Authenticated Docker Hub Mirror

[brunoabreu0]

Image I'm using:
bottlerocket-aws-k8s-1.32-x86_64-v1.30*

What I expected to happen:
Pull images from my authenticated docker-hub mirror.

What actually happened:
403 error

How to reproduce the problem:
I have setup my docker hub mirror and its credentials in the toml userdata, and when I create pods that references the mirror directly, the images are pulled properly (the authentication works fine). However, when I do not reference the images directly (so they can use the mirror), the node tries to pull from mirror correctly, however, without the credentials:

This is my toml userdata:

[[settings.container-registry.mirrors]]
registry = "docker.io"
endpoint = ["https://my-mirrors.com/docker-hub"]

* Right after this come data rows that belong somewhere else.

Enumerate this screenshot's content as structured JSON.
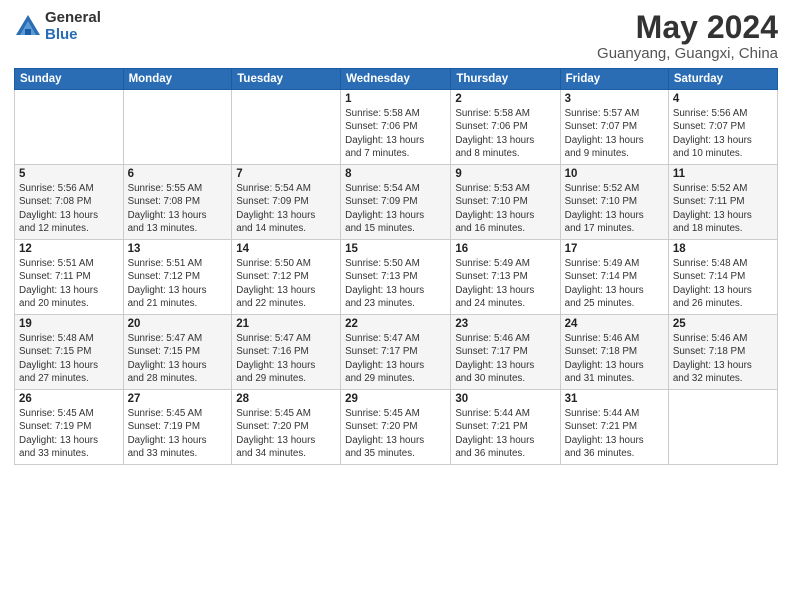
{
  "logo": {
    "general": "General",
    "blue": "Blue"
  },
  "title": "May 2024",
  "location": "Guanyang, Guangxi, China",
  "days_header": [
    "Sunday",
    "Monday",
    "Tuesday",
    "Wednesday",
    "Thursday",
    "Friday",
    "Saturday"
  ],
  "weeks": [
    [
      {
        "day": "",
        "info": ""
      },
      {
        "day": "",
        "info": ""
      },
      {
        "day": "",
        "info": ""
      },
      {
        "day": "1",
        "info": "Sunrise: 5:58 AM\nSunset: 7:06 PM\nDaylight: 13 hours\nand 7 minutes."
      },
      {
        "day": "2",
        "info": "Sunrise: 5:58 AM\nSunset: 7:06 PM\nDaylight: 13 hours\nand 8 minutes."
      },
      {
        "day": "3",
        "info": "Sunrise: 5:57 AM\nSunset: 7:07 PM\nDaylight: 13 hours\nand 9 minutes."
      },
      {
        "day": "4",
        "info": "Sunrise: 5:56 AM\nSunset: 7:07 PM\nDaylight: 13 hours\nand 10 minutes."
      }
    ],
    [
      {
        "day": "5",
        "info": "Sunrise: 5:56 AM\nSunset: 7:08 PM\nDaylight: 13 hours\nand 12 minutes."
      },
      {
        "day": "6",
        "info": "Sunrise: 5:55 AM\nSunset: 7:08 PM\nDaylight: 13 hours\nand 13 minutes."
      },
      {
        "day": "7",
        "info": "Sunrise: 5:54 AM\nSunset: 7:09 PM\nDaylight: 13 hours\nand 14 minutes."
      },
      {
        "day": "8",
        "info": "Sunrise: 5:54 AM\nSunset: 7:09 PM\nDaylight: 13 hours\nand 15 minutes."
      },
      {
        "day": "9",
        "info": "Sunrise: 5:53 AM\nSunset: 7:10 PM\nDaylight: 13 hours\nand 16 minutes."
      },
      {
        "day": "10",
        "info": "Sunrise: 5:52 AM\nSunset: 7:10 PM\nDaylight: 13 hours\nand 17 minutes."
      },
      {
        "day": "11",
        "info": "Sunrise: 5:52 AM\nSunset: 7:11 PM\nDaylight: 13 hours\nand 18 minutes."
      }
    ],
    [
      {
        "day": "12",
        "info": "Sunrise: 5:51 AM\nSunset: 7:11 PM\nDaylight: 13 hours\nand 20 minutes."
      },
      {
        "day": "13",
        "info": "Sunrise: 5:51 AM\nSunset: 7:12 PM\nDaylight: 13 hours\nand 21 minutes."
      },
      {
        "day": "14",
        "info": "Sunrise: 5:50 AM\nSunset: 7:12 PM\nDaylight: 13 hours\nand 22 minutes."
      },
      {
        "day": "15",
        "info": "Sunrise: 5:50 AM\nSunset: 7:13 PM\nDaylight: 13 hours\nand 23 minutes."
      },
      {
        "day": "16",
        "info": "Sunrise: 5:49 AM\nSunset: 7:13 PM\nDaylight: 13 hours\nand 24 minutes."
      },
      {
        "day": "17",
        "info": "Sunrise: 5:49 AM\nSunset: 7:14 PM\nDaylight: 13 hours\nand 25 minutes."
      },
      {
        "day": "18",
        "info": "Sunrise: 5:48 AM\nSunset: 7:14 PM\nDaylight: 13 hours\nand 26 minutes."
      }
    ],
    [
      {
        "day": "19",
        "info": "Sunrise: 5:48 AM\nSunset: 7:15 PM\nDaylight: 13 hours\nand 27 minutes."
      },
      {
        "day": "20",
        "info": "Sunrise: 5:47 AM\nSunset: 7:15 PM\nDaylight: 13 hours\nand 28 minutes."
      },
      {
        "day": "21",
        "info": "Sunrise: 5:47 AM\nSunset: 7:16 PM\nDaylight: 13 hours\nand 29 minutes."
      },
      {
        "day": "22",
        "info": "Sunrise: 5:47 AM\nSunset: 7:17 PM\nDaylight: 13 hours\nand 29 minutes."
      },
      {
        "day": "23",
        "info": "Sunrise: 5:46 AM\nSunset: 7:17 PM\nDaylight: 13 hours\nand 30 minutes."
      },
      {
        "day": "24",
        "info": "Sunrise: 5:46 AM\nSunset: 7:18 PM\nDaylight: 13 hours\nand 31 minutes."
      },
      {
        "day": "25",
        "info": "Sunrise: 5:46 AM\nSunset: 7:18 PM\nDaylight: 13 hours\nand 32 minutes."
      }
    ],
    [
      {
        "day": "26",
        "info": "Sunrise: 5:45 AM\nSunset: 7:19 PM\nDaylight: 13 hours\nand 33 minutes."
      },
      {
        "day": "27",
        "info": "Sunrise: 5:45 AM\nSunset: 7:19 PM\nDaylight: 13 hours\nand 33 minutes."
      },
      {
        "day": "28",
        "info": "Sunrise: 5:45 AM\nSunset: 7:20 PM\nDaylight: 13 hours\nand 34 minutes."
      },
      {
        "day": "29",
        "info": "Sunrise: 5:45 AM\nSunset: 7:20 PM\nDaylight: 13 hours\nand 35 minutes."
      },
      {
        "day": "30",
        "info": "Sunrise: 5:44 AM\nSunset: 7:21 PM\nDaylight: 13 hours\nand 36 minutes."
      },
      {
        "day": "31",
        "info": "Sunrise: 5:44 AM\nSunset: 7:21 PM\nDaylight: 13 hours\nand 36 minutes."
      },
      {
        "day": "",
        "info": ""
      }
    ]
  ]
}
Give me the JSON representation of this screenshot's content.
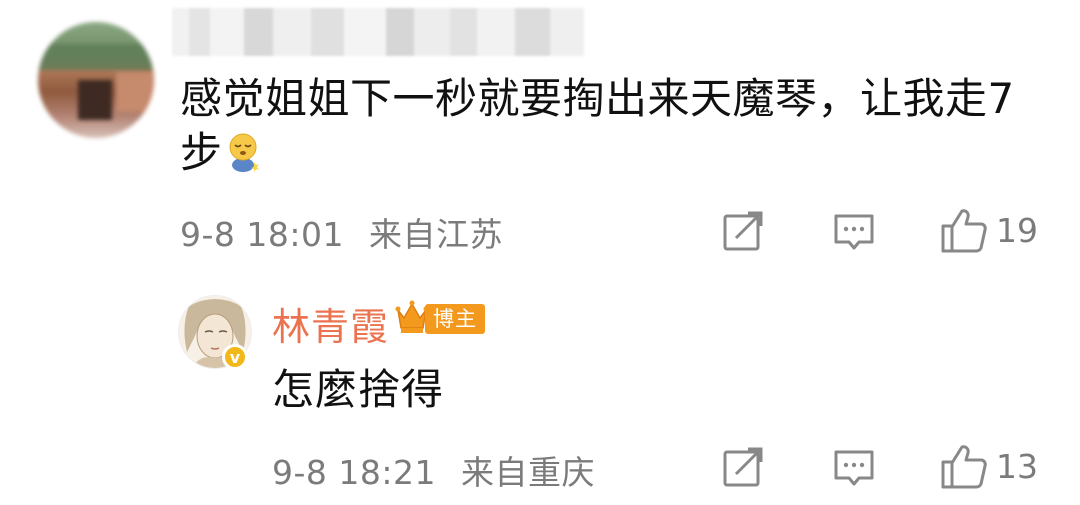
{
  "comments": [
    {
      "text_line1": "感觉姐姐下一秒就要掏出来天魔琴，让我走7",
      "text_line2": "步",
      "emoji": "sleepy-face-emoji",
      "timestamp": "9-8 18:01",
      "location": "来自江苏",
      "likes": "19"
    }
  ],
  "reply": {
    "author": "林青霞",
    "badge": "博主",
    "verified_mark": "v",
    "text": "怎麼捨得",
    "timestamp": "9-8 18:21",
    "location": "来自重庆",
    "likes": "13"
  },
  "colors": {
    "author_name": "#eb7350",
    "badge_bg": "#f39a1e",
    "meta_text": "#7b7b7b",
    "body_text": "#111111",
    "verified": "#f2b81a"
  },
  "icons": [
    "share-icon",
    "comment-icon",
    "like-icon",
    "crown-icon",
    "verified-icon"
  ]
}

[[settings.container-registry.credentials]]
registry = "my-mirrors.com"
username = "username"
password = "*****"

The error I get when trying to pull the image image: natsio/nats-server-config-reloader:0.14.0 is:

Failed to pull image "natsio/nats-server-config-reloader:0.14.0": failed to pull and unpack image "docker.io/natsio/nats-server-config-reloader:0.14.0": failed to resolve reference "docker.io/natsio/nats-server-config-reloader:0.14.0": unexpected status from HEAD request to https://my-mirrors.com/docker-hub/natsio/nats-server-config-reloader/manifests/0.14.0?ns=docker.io: 403

Since the error mentions my setup mirror, I assume the mirror configuration at [[settings.container-registry.mirrors]] is working fine, despite not getting the authentication configuration from [[settings.container-registry.credentials]]

If I setup the pod to pull the image image: my-mirros.com/docker-hub/natsio/nats-server-config-reloader:0.14.0, the image is pulled successfully, which makes me assume that the configuration set at [[settings.container-registry.credentials]] is also correct, despite the mirror configuration not working together.